E se avesse ragione Elly? Secondo le vecchie regole non scritte della politica, la strategia, se di strategia si può parlare, posta in essere dalla segretaria del Partito democratico Elly Schlein dovrebbe rivelarsi fallimentare. Con quale profilo politico, quale identità culturale, e quali intenzioni il Pd si presenti alle elezioni europee di giugno è, come fu detto dell’Unione Sovietica, “un rebus avvolto in un mistero all’interno di un enigma”.

Detta in una parola, l’indeterminatezza regna sovrana. E regna sovrana in modo particolare su due dossier decisivi per una forza di sinistra che ambisce a governare: le politiche sul lavoro e la politica estera e di difesa. Come è ormai noto, nel programma elettorale del Pd non figura la parola “Ucraina”. Svettano, però, nelle liste elettorali le candidature cosiddette “pacifiste” di Cecilia Strada e di Marco Tarquinio, entrambi fermamente contrari ad armare il popolo ucraino per consentirgli di non soccombere all’offensiva militare della Federazione russa di Vladimir Putin. Scelta che mal si concilia con il voto sempre favorevole espresso del Partito democratico in occasione della conversione dei decreti con cui il governo ha finanziato l’invio di armi all’Ucraina e con il fatto che i due terzi, per non dire i tre quarti, dei componenti le liste elettorali del partito sono rappresentati da esponenti dell’area cosiddetta riformista, decisamente favorevole alla linea strategica della Nato.

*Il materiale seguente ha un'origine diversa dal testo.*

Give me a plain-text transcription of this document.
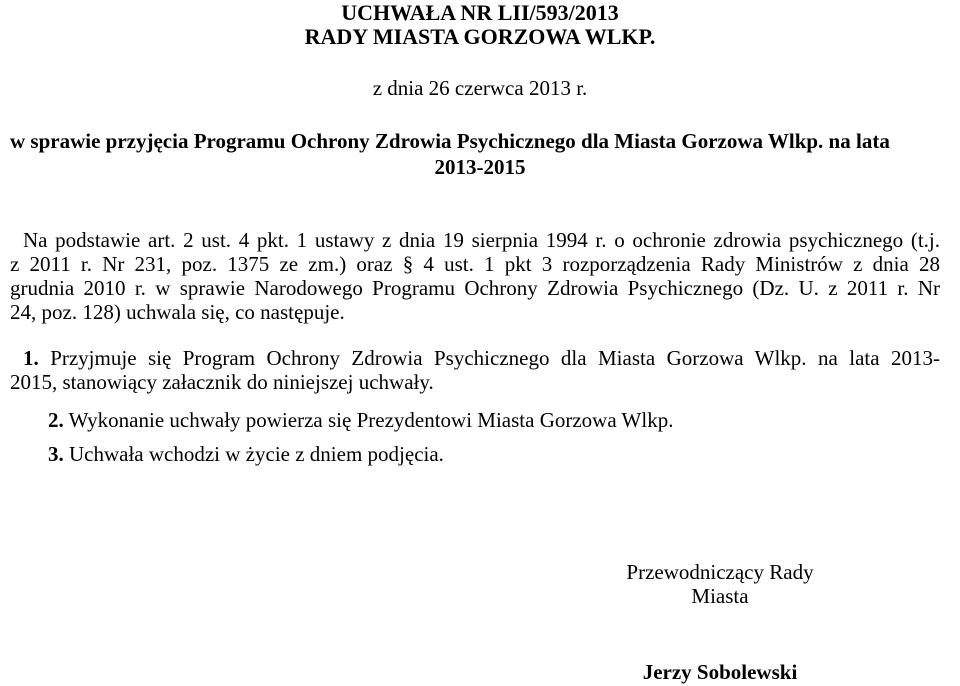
UCHWAŁA NR LII/593/2013
RADY MIASTA GORZOWA WLKP.
z dnia 26 czerwca 2013 r.
w sprawie przyjęcia Programu Ochrony Zdrowia Psychicznego dla Miasta Gorzowa Wlkp. na lata
2013-2015
Na podstawie art. 2 ust. 4 pkt. 1 ustawy z dnia 19 sierpnia 1994 r. o ochronie zdrowia psychicznego (t.j.
z 2011 r. Nr 231, poz. 1375 ze zm.) oraz § 4 ust. 1 pkt 3 rozporządzenia Rady Ministrów z dnia 28
grudnia 2010 r. w sprawie Narodowego Programu Ochrony Zdrowia Psychicznego (Dz. U. z 2011 r. Nr
24, poz. 128) uchwala się, co następuje.
1. Przyjmuje się Program Ochrony Zdrowia Psychicznego dla Miasta Gorzowa Wlkp. na lata 2013-
2015, stanowiący załacznik do niniejszej uchwały.
2. Wykonanie uchwały powierza się Prezydentowi Miasta Gorzowa Wlkp.
3. Uchwała wchodzi w życie z dniem podjęcia.
Przewodniczący Rady
Miasta
Jerzy Sobolewski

Cosa avrà voluto dire Elly? Tutto e il contrario di tutto, parrebbe. Non meno originale la posizione assunta sulle politiche del lavoro. È vero che Elly Schlein vinse le primarie del Pd con un programma che prevedeva l’abolizione del Jobs Act introdotto dal medesimo Pd ai tempi della segreteria Renzi. Ma nessuno si aspettava che, peraltro dopo Giuseppe Conte, Schlein avrebbe improvvisamente deciso di firmare il referendum abrogativo promosso dalla Cgil. E questa è la linea del partito? Si vuole davvero il ritorno all’articolo 18 dello Statuto dei lavoratori? Sì e no, dal momento che, cosa senza precedenti in materia politica piuttosto che etica, la segretaria ha lasciato ai dirigenti del proprio partito una sostanziale libertà di coscienza a riguardo. Potete firmare o non firmare il referendum di Landini: fate voi.

Siamo, come si vede, ben oltre il “ma anche” imputato a Walter Veltroni quand’era segretario. Siamo nell’indeterminatezza più assoluta. Indeterminatezza a cui, però, non corrisponde una conseguente flessione nei sondaggi elettorali. È perciò probabile che chi si aspetta un tracollo del Pd e la conseguente “cacciata” di Schlein rimarrà deluso. Viene, di conseguenza, il sospetto che le vecchie regole della politica abbiano ormai perso il valore che avevano quando i social non esistevano, i partiti erano ancora cosa viva e le leadership non si improvvisavano ma, fase per fase, si costruivano nel tempo.